Equally important, the court also clarified that “reliable and significant” statistics may be used to establish prima facie discriminatory impact. In support of their claim, the applicants had provided statistical evidence showing that a disproportionately high number of Roma children were attending these special schools. Indeed in Ostrava, the region from which the applicants came, more than half the children in special schools were from the Roma community.

“This judgment has important implications not just for Roma children who have experienced discrimination in education and in other areas protected by the European Convention,” said David Geer, executive director of INTERIGHTS, “it also establishes an important precedent and provides valuable guidance for those wanting to challenge inequality across different grounds of discrimination.”

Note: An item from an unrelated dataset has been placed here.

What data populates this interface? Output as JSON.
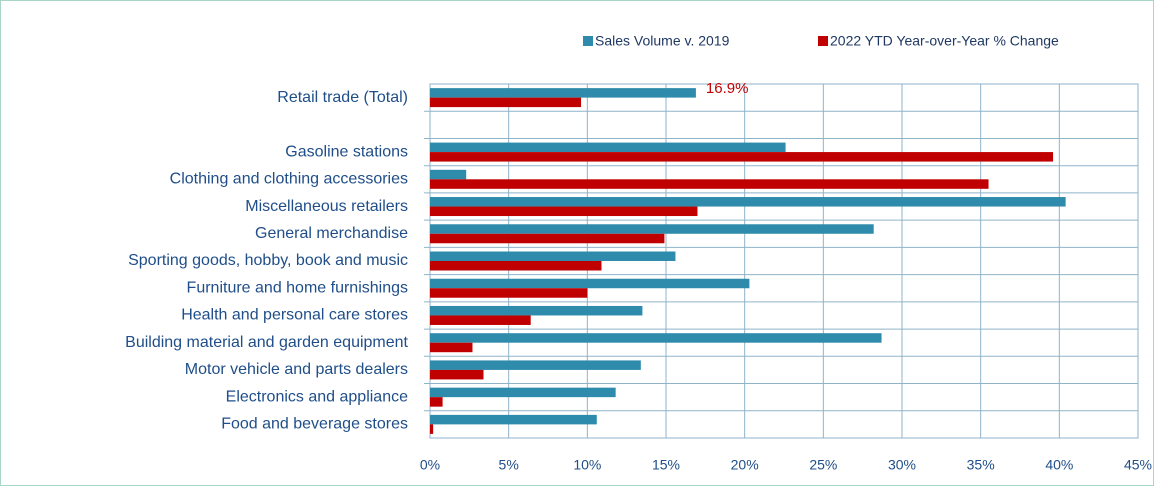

Noting that as a result of their “turbulent history and constant uprooting” the Roma are a specific type of disadvantaged and vulnerable minority in need of special protection under the convention, the court concluded that, due to segregation, the applicants “received an education which compounded their difficulties and compromised their subsequent personal development instead of tackling their real problems or helping them to integrate into ... ordinary schools and develop the skills that would facilitate life among the majority of the population.”

Background

The case was brought by 18 Czech nationals of Roma origin living in the Ostrava region of the Czech Republic. Between 1996 and 1999 all of the applicants were assigned to special schools for children with learning difficulties where they received education from a more basic curriculum.

In 2000 the applicants complained to the European Court of Human Rights arguing that their treatment amounted to a discriminatory denial of their right to education in breach of Article 14 taken together with Article 2 of Protocol 1 of the European Convention on Human Rights. In their submissions before the court they drew on extensive research indicating that Roma children were systematically assigned to segregated schools based on their racial or ethnic identity rather than their intellectual capacities.

A first decision was handed down in the case by a chamber of the court in February 2006. In this judgment the court found that although the applicants had raised serious arguments, the convention had not been violated. The case was then referred to the Grand Chamber which subsequently agreed to hear the case afresh.

INTERIGHTS, the International Centre for the Legal Protection of Human Rights, together with Human Rights Watch intervened at both stages in the case with third-party submissions focusing on the concept of indirect discrimination and the relevance of statistics and overall context in establishing such discrimination before the court. The intervention was extensively reflected in the court’s analysis of these issues.

The applicants were represented by the European Roma Rights Centre and the Open Society Justice Initiative.